Keburukan globalisasi ekonomi
• Menghambat pertumbuhan sektor industri
Salah satu efek dari globalisasi adalah perkembangan sistem perdagangan luar negeri yang lebih bebas. Perkembangan ini menyebabkan negara-negara berkembang tidak dapat lagi menggunakan tarif yang tingi untuk memberikan proteksi kepada industri yang baru berkembang (infant industry). Dengan demikian, perdagangan luar negeri yang lebih bebas menimbulkan hambatan kepada negara berkembang untuk memajukan sektor industri domestik yang lebih cepat. Selain itu, ketergantungan kepada industri-industri yang dimiliki perusahaan multinasional semakin meningkat.
• Memperburuk neraca pembayaran
Globalisasi cenderung menaikkan barang-barang impor. Sebaliknya, apabila suatu negara tidak mampu bersaing, maka ekspor tidak berkembang. Keadaan ini dapat memperburuk kondisi neraca pembayaran. Efek buruk lain dari globaliassi terhadap neraca pembayaran adalah pembayaran neto pendapatan faktor produksi dari luar negeri cenderung mengalami defisit. Investasi asing yang bertambah banyak menyebabkan aliran pembayaran keuntungan (pendapatan) investasi ke luar negeri semakin meningkat.
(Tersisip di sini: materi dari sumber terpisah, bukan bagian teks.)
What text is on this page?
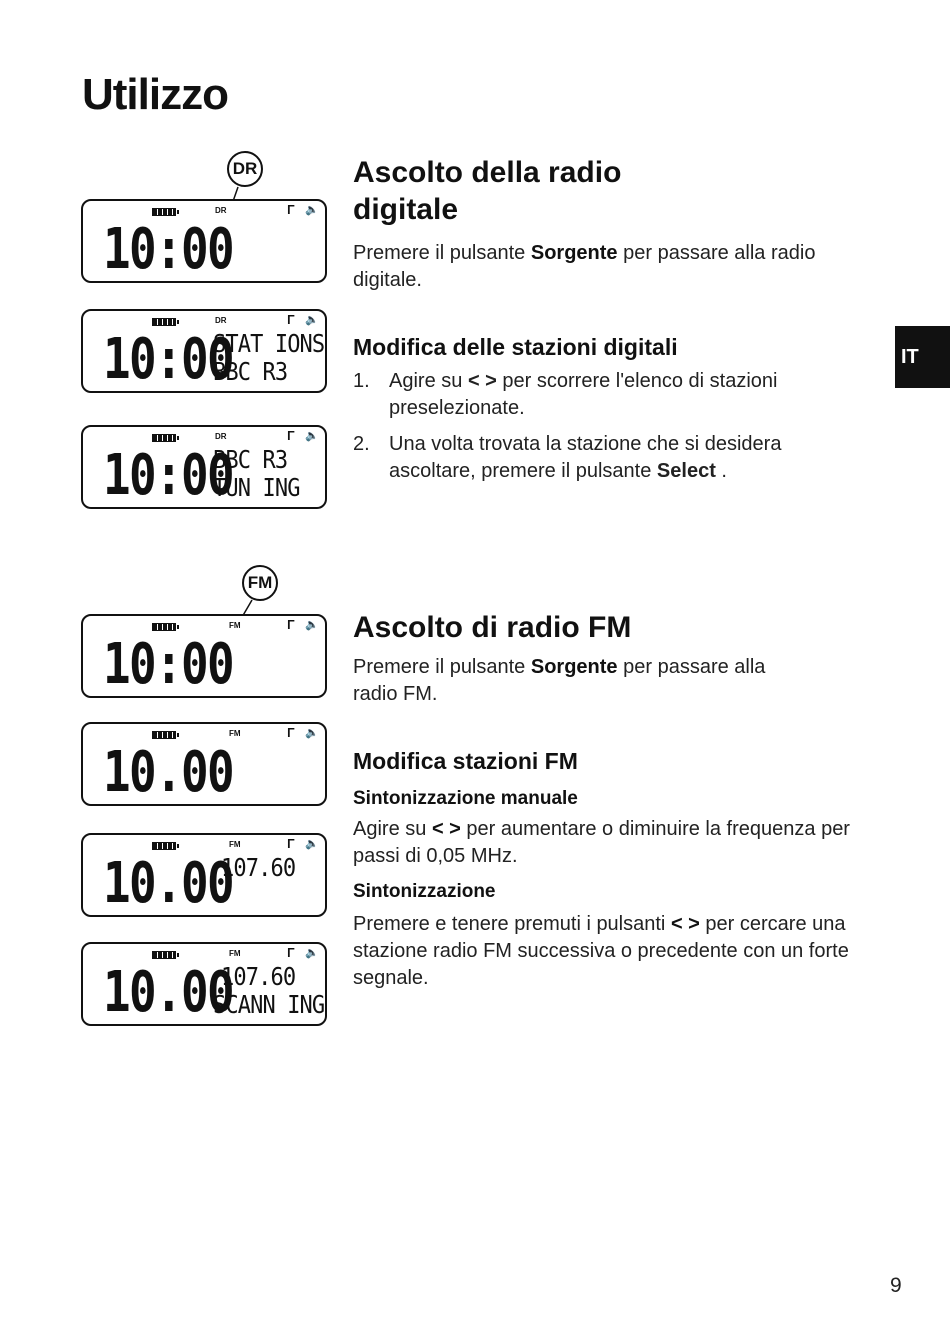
Utilizzo
IT
DR
FM
DR	𝚪 🔈
10:00
DR	𝚪 🔈
10:00
STAT IONS
BBC R3
DR	𝚪 🔈
10:00
BBC R3
TUN ING
FM	𝚪 🔈
10:00
FM	𝚪 🔈
10.00
FM	𝚪 🔈
10.00
107.60
FM	𝚪 🔈
10.00
107.60
SCANN ING
Ascolto della radio digitale

Premere il pulsante Sorgente per passare alla radio digitale.

Modifica delle stazioni digitali
1. Agire su < > per scorrere l'elenco di stazioni preselezionate.
2. Una volta trovata la stazione che si desidera ascoltare, premere il pulsante Select .
Ascolto di radio FM

Premere il pulsante Sorgente per passare alla radio FM.

Modifica stazioni FM
Sintonizzazione manuale

Agire su < > per aumentare o diminuire la frequenza per passi di 0,05 MHz.

Sintonizzazione

Premere e tenere premuti i pulsanti < > per cercare una stazione radio FM successiva o precedente con un forte segnale.

9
Tidak berkembangnya ekspor dapat berakibat buruk terhadap neraca pembayaran.
• Sektor keuangan semakin tidak stabil
Salah satu efek penting dari globalisasi adalah pengaliran investasi (modal) portofolio yang semakin besar. Investasi ini terutama meliputi partisipasi dana luar negeri ke pasar saham. Ketika pasar saham sedang meningkat, dana ini akan mengalir masuk, neraca pembayaran bertambah bak dan nilai uang akan bertambah baik. Sebaliknya, ketika harga-harga saham di pasar saham menurun, dana dalam negeri akan mengalir ke luar negeri, neraca pembayaran cenderung menjadi bertambah buruk dan nilai mata uang domestik merosot. Ketidakstabilan di sektor keuangan ini dapat menimbulkan efek buruk kepada kestabilan kegiatan ekonomi secara keseluruhan.
• Memperburuk prospek pertumbuhan ekonomi jangka panjang
Apabila hal-hal yang dinyatakan di atas berlaku dalam suatu negara, maka dlam jangka pendek pertumbuhan ekonominya menjadi tidak stabil. Dalam jangka panjang pertumbuhan yang seperti ini akan mengurangi lajunya pertumbuhan ekonomi. Pendapatan nasional dan kesempatan kerja akan semakin lambat pertumbuhannya dan masalah pengangguran tidak dapat diatasi atau malah semakin memburuk. Pada akhirnya, apabila globalisasi menimbulkan efek buruk kepada prospek pertumbuhan ekonomi jangka panjang suatu negara, distribusi pendapatan menjadi semakin tidak adil dan masalah sosial-ekonomi masyarakat semakin bertambah buruk.